The researchers also found that PET (positron emission tomography) scans could predict whose tumors would respond to estrogen therapy. They measured tumor glucose uptake before starting the women on estrogen and again 24 hours later. The patients whose tumors showed an increased glucose uptake, called a PET flare, were the same patients who benefited from estrogen therapy.
It's too early to know why estrogen has a negative effect on metastatic breast cancer tumors. But Ellis has found one clue - estrogen reduces the amount of a tumor-promoting hormone called insulin-like growth factor-1 (IGF1).
"I think that in order for breast cancer cells to survive in the absence of estrogen (when patients are on aromatase inhibitors), the cells have to learn to alter their cellular programs to utilize alternative growth signals like IGF1," Ellis says. "In theory, when you give estrogen back, IGF1 decreases and cancer cells die as a consequence.

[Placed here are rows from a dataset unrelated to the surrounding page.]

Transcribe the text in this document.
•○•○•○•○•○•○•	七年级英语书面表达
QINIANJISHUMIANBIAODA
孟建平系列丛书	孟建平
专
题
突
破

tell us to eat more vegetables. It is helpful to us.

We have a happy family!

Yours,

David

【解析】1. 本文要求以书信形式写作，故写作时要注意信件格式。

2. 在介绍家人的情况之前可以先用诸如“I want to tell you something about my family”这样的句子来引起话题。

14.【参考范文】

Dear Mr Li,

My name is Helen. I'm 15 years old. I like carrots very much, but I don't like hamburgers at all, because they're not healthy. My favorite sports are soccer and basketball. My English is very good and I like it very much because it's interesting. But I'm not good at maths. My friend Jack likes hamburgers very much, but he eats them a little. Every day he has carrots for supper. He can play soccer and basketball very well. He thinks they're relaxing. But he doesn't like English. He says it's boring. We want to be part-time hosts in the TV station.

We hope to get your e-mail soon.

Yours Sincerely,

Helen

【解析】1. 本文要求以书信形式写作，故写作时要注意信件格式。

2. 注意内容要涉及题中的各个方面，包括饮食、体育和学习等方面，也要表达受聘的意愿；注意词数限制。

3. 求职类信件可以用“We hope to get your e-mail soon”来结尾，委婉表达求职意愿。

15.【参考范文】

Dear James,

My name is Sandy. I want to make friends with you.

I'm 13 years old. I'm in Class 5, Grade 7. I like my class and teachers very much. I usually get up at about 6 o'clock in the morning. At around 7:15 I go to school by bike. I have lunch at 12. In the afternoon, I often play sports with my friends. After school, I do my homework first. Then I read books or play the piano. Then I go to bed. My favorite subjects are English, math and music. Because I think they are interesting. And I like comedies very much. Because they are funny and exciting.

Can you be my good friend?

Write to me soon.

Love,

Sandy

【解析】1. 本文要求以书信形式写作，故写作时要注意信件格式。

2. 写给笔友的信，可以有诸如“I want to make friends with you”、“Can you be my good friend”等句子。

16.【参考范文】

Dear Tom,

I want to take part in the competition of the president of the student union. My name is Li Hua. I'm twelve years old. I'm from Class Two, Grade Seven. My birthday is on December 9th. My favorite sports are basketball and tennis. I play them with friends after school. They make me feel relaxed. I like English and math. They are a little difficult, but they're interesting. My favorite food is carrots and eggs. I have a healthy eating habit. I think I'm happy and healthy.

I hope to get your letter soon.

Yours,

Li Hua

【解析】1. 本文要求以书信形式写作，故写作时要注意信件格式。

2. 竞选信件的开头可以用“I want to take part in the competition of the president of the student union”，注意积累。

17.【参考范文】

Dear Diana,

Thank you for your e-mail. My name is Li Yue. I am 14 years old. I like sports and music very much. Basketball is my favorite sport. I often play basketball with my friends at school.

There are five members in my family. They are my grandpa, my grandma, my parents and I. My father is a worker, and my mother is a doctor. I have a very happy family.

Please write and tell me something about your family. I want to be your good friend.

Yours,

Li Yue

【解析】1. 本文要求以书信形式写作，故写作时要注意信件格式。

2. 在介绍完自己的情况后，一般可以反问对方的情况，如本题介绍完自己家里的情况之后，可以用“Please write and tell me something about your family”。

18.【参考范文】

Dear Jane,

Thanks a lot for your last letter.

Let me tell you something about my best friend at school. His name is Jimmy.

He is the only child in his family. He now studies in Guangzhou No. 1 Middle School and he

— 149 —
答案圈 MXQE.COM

But surviving cancer cells prefer to switch back to living on estrogen - to them it's like eating out at McDonald's every day instead of foraging on roots and berries. These cells eventually reappear as estrogen dependent tumors and the cycle starts over."
Ellis plans to continue to follow metastatic breast cancer patients to quantify the response rate to retreatment with aromatase inhibitors when estrogen therapy stops working.